About 12km outside Mysore is Chamundi hill. Hindus have built a few temples on top of the hill, which can be reached either by bus, riksha or 1000 stairs. After Adam’s peak in Sri Lanka I had enough of walking up lots of stairs, so we opted to go for motorised transport and walk down. Both the temples and the views over the city were worth the trek, or so we understood, so we set off late afternoon.
After a good 30 minutes we finally reached our destination, having broken down twice. One thing that we immediately noticed were the tourist shops calling out to us. Not interested we hurried on to the temple, where a number of typical developing country things happened.
First someone tells you need to take your shoes off. Second, someone hands you flowers for offering in the temple. Third, another person ushers you to the “no donation” entrance. We were pretty sure what was going to happen after this, but we were keen to enjoy the views from the main temple so we went along with it.
Keen to get in we walked past someone selling sweets, who insists we needed to buy some. We brushed him off and walked on. Inside the temple it was full of people, and we struggled to donate our flowers amidst the dedicated Hindus. The whole offering process in the temple was a hurried and unpleasant experience, and we hardly had a moment to take in our surroundings. As a result we also walked past the various donation boxes.
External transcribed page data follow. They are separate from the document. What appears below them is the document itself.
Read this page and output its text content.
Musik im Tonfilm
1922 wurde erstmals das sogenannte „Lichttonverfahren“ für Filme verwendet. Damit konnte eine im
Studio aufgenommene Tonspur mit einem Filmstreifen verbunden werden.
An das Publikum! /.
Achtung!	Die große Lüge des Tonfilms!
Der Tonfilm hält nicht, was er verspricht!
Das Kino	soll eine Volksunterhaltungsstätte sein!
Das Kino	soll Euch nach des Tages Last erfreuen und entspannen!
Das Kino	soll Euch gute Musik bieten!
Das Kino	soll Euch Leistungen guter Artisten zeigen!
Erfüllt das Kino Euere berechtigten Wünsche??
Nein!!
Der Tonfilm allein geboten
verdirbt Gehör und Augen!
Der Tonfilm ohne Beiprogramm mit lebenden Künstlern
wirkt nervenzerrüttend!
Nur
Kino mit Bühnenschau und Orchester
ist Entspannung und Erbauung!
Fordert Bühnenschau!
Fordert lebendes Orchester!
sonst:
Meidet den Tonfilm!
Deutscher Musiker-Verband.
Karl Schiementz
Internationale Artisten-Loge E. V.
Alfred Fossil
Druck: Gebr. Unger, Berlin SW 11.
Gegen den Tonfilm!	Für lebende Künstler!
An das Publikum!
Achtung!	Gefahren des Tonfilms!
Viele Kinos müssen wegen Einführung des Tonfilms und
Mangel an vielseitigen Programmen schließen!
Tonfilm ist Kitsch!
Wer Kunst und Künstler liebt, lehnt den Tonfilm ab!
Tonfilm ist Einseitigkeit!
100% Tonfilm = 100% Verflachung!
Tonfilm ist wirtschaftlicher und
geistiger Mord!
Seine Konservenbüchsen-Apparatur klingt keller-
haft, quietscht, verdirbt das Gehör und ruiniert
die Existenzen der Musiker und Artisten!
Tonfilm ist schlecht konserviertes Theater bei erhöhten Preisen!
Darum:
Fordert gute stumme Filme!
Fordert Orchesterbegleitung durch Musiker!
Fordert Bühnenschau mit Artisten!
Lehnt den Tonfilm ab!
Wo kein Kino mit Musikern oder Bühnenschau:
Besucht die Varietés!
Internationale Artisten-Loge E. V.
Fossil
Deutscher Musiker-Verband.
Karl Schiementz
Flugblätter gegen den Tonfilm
Since the higher temple terrace, that held the actual view over the city, was closed we left the temple with nothing we set out to achieve.
From there it went downhill quickly, and even now I’m wondering whether the events that happened after leaving the temple are somehow connected to what happened in the temple.
First we went to pick up our shoes. The guys holding them for us demanded 2 rupee per pair, plus an indeterminate amount of waiting money. Next came flower money. Because it was relatively early in our trip we didn’t have much small notes and coins, so we struggled to raise what they felt was a reasonable amount. Franzi and I had misunderstanding 1: I saw her give the guys 10 rupee, which I thought was fine for holding on to our shoes for 10 minutes, but I had missed he’d given it back, citing the note being damaged. I thought he wanted more money and since my smallest note started at 50 rupee I brushed him off and we walked out of there.
Thoroughly disappointed with the wasted (but cheap) afternoon we wandered around the area and came across a sign to Anani, a statue of Shiva’s bull which sat on the stairs down to town. We just thought to double-check that memory served us right, and while I bent over to get our guidebook from our daypack I get a whack on the head from Franzi.
Not sure what happened I look up, and instead of seeing Franzi where she was a second ago I stare into the face of a very large cow, and Franzi now behind me a few steps lower. I burst out laughing, assuming that the silly cow walked into Franzi and nudged her off the stairs. Franzi is busy rubbing her back however, and closer inspection shows a nice bite mark.
I can’t shake off the feeling that the cow incident is connected to not donating to the temple and shoe people. Silly I know, but cows are holy after all, so it’s not a great stretch of imagination!